Lot Archive

Lot

№ 247

.

1 December 2004

Hammer Price:
£1,200

A Second World War withdrawal from Greece operations D.S.M. awarded to Able Seaman F. Nunwick, Royal Navy

Distinguished Service Medal
, G.VI.R. (D/JX. 184811 F. Nunwick, A.B., H.M.S. Griffin), edge bruise, good very fine £700-900

D.S.M. London Gazette 11 November 1941: ‘For gallantry and distinguished services in Greek waters.’

Frank Nunwick was decorated for his services aboard the destroyer H.M.S. Griffin during the operations leading to the evacuation of Greece (Seedie’s refers). Fresh from her encounter with the Italians at Matapan, the Griffin went on to play an important role in these operations from the moment she arrived on station with convoy AN. 29 in late April 1941. Indeed one of her first tasks was to standby the bomb-damaged transport Pennland, whose survivors she brought in to Suda, and she undertook a similar task a day or two later, when ordered to take in tow the damaged assault ship Glenearn:

‘It was an unenviable assignment: close to enemy airfields with still hours of daylight to go, with a 9869-ton crippled ship like a giant sheet anchor trailing astern as a handicap ... Despite these lurking dangers the Griffin and her cumbersome tow survived the remainder of daylight and safely reached Kissamo Bay near Cape Spada in Crete’ (Crete, The Battle at Sea, by David A. Thomas, refers).

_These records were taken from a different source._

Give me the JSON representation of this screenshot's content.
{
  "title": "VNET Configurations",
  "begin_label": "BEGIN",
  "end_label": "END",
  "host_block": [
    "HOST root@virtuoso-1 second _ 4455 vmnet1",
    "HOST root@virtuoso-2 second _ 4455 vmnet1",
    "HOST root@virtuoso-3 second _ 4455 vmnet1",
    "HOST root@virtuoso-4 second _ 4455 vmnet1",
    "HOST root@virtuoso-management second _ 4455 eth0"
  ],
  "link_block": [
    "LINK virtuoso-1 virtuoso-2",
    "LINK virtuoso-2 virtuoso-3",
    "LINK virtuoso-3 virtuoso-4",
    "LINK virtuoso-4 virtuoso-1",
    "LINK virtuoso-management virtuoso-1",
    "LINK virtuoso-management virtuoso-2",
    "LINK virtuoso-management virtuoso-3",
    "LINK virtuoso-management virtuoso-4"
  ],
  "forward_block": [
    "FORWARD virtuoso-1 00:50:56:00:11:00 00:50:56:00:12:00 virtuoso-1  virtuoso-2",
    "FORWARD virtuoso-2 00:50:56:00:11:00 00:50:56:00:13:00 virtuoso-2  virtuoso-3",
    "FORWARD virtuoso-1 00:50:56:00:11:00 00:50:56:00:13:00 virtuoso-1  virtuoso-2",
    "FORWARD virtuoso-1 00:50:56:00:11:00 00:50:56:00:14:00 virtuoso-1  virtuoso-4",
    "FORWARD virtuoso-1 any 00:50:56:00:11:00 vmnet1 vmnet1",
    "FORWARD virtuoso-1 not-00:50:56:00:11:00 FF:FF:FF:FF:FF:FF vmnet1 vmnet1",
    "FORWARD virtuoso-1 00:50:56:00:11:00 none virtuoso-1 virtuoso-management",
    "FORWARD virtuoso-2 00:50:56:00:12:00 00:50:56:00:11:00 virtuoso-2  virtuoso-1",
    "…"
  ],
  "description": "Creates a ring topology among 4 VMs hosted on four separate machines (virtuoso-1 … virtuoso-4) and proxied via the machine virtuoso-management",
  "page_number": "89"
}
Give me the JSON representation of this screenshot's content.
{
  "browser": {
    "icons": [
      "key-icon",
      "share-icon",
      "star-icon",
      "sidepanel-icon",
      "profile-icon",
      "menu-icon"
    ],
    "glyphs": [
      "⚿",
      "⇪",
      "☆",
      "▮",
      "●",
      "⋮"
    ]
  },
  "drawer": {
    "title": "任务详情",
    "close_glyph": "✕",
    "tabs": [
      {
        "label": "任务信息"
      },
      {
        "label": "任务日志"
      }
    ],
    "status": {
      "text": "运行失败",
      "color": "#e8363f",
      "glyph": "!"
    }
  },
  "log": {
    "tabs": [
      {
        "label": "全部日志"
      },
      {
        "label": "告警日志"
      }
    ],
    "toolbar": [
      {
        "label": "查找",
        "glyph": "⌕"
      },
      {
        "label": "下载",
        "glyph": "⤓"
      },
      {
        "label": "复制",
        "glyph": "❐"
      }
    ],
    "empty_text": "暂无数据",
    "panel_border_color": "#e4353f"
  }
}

And again, in very sad circumstances, the Griffin became the first to confirm the loss of the destroyers Wryneck and Diamond, which ships had been despatched to the rescue of the Slamat, coming away with just one officer and 41 ratings from all three vessels. Reverting to troop-evacuation duties as the net closed on the embattled mainland, Griffin picked up some 4300 men of the 6th New Zealand Brigade in the S.E. of Greece at Monemvasia on the night of 28-29 April 1941, their commander, General Freyberg, among them.

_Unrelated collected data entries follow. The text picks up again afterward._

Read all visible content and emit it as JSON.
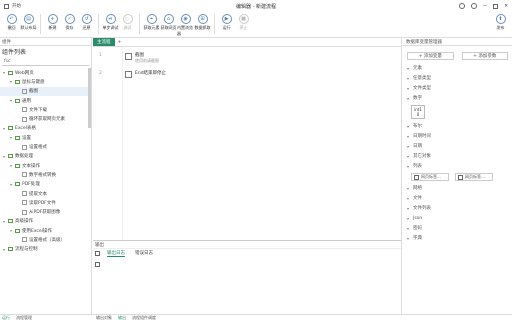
{
  "titlebar": {
    "menu_label": "开始",
    "title": "编辑器 - 新建流程"
  },
  "toolbar": {
    "buttons": [
      {
        "label": "撤回",
        "glyph": "↶"
      },
      {
        "label": "默认布局",
        "glyph": "▤"
      },
      {
        "label": "新建",
        "glyph": "+"
      },
      {
        "label": "保存",
        "glyph": "✓"
      },
      {
        "label": "还原",
        "glyph": "↺"
      },
      {
        "label": "单步调试",
        "glyph": "⏯"
      },
      {
        "label": "调试",
        "glyph": "▷"
      },
      {
        "label": "获取元素",
        "glyph": "⌖"
      },
      {
        "label": "获取网页",
        "glyph": "⌂"
      },
      {
        "label": "内置浏览器",
        "glyph": "◉"
      },
      {
        "label": "数据抓取",
        "glyph": "⊞"
      },
      {
        "label": "运行",
        "glyph": "▶"
      },
      {
        "label": "停止",
        "glyph": "■"
      },
      {
        "label": "发布",
        "glyph": "⬆"
      }
    ]
  },
  "left": {
    "header": "组件",
    "title": "组件列表",
    "search_value": "fsc",
    "items": [
      {
        "label": "Web网页",
        "level": 0,
        "type": "folder"
      },
      {
        "label": "鼠标与键盘",
        "level": 1,
        "type": "folder"
      },
      {
        "label": "截图",
        "level": 2,
        "type": "item",
        "selected": true
      },
      {
        "label": "通用",
        "level": 1,
        "type": "folder"
      },
      {
        "label": "文件下载",
        "level": 2,
        "type": "item"
      },
      {
        "label": "循环获取网页元素",
        "level": 2,
        "type": "item"
      },
      {
        "label": "Excel表格",
        "level": 0,
        "type": "folder"
      },
      {
        "label": "设置",
        "level": 1,
        "type": "folder"
      },
      {
        "label": "设置格式",
        "level": 2,
        "type": "item"
      },
      {
        "label": "数据处理",
        "level": 0,
        "type": "folder"
      },
      {
        "label": "文本操作",
        "level": 1,
        "type": "folder"
      },
      {
        "label": "数字格式转换",
        "level": 2,
        "type": "item"
      },
      {
        "label": "PDF处理",
        "level": 1,
        "type": "folder"
      },
      {
        "label": "提取文本",
        "level": 2,
        "type": "item"
      },
      {
        "label": "读取PDF文件",
        "level": 2,
        "type": "item"
      },
      {
        "label": "从PDF获取图像",
        "level": 2,
        "type": "item"
      },
      {
        "label": "高级操作",
        "level": 0,
        "type": "folder"
      },
      {
        "label": "使用Excel操作",
        "level": 1,
        "type": "folder"
      },
      {
        "label": "设置格式（高级）",
        "level": 2,
        "type": "item"
      },
      {
        "label": "流程与控制",
        "level": 0,
        "type": "folder"
      }
    ]
  },
  "editor": {
    "tab": "主流程",
    "steps": [
      {
        "line": "1",
        "title": "截图",
        "subtitle": "使用前请截图"
      },
      {
        "line": "2",
        "title": "End结束即停止",
        "subtitle": ""
      }
    ]
  },
  "bottom": {
    "header": "输出",
    "tabs": [
      "输出日志",
      "错误日志"
    ]
  },
  "right": {
    "header": "数据库变量管理器",
    "add_var": "添加变量",
    "add_param": "添加参数",
    "sections": [
      "元素",
      "任意类型",
      "文件类型",
      "数字",
      "布尔",
      "日期时间",
      "日期",
      "其它对象",
      "列表",
      "网络",
      "文件",
      "文件列表",
      "Json",
      "密码",
      "字典"
    ],
    "var_tile": {
      "name": "int1",
      "value": "0"
    },
    "cards": [
      "网页标签…",
      "网页标签…"
    ]
  },
  "status": {
    "left": "运行",
    "left2": "流程管理",
    "mid1": "输出对象",
    "mid2": "输出",
    "mid3": "流程组件调度"
  }
}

During the subsequent evacuation of Crete, Griffin formed part of Force ‘A1’, and later Force ‘B’, under Admiral Rawlings, suffering like so many others engaged in those waters the danger of regular Stuka dive-bombing attacks. But she came through unscathed, and went on to amass no less than eight Battle Honours for the period 1940-42 prior to her return to home waters, “Malta Convoys 1941-42” among them. And in November of the latter year, Nunwick attended an investiture at Buckingham Palace with his mother and a cousin, a family outing saved for posterity’s sake by a hovering press photographer.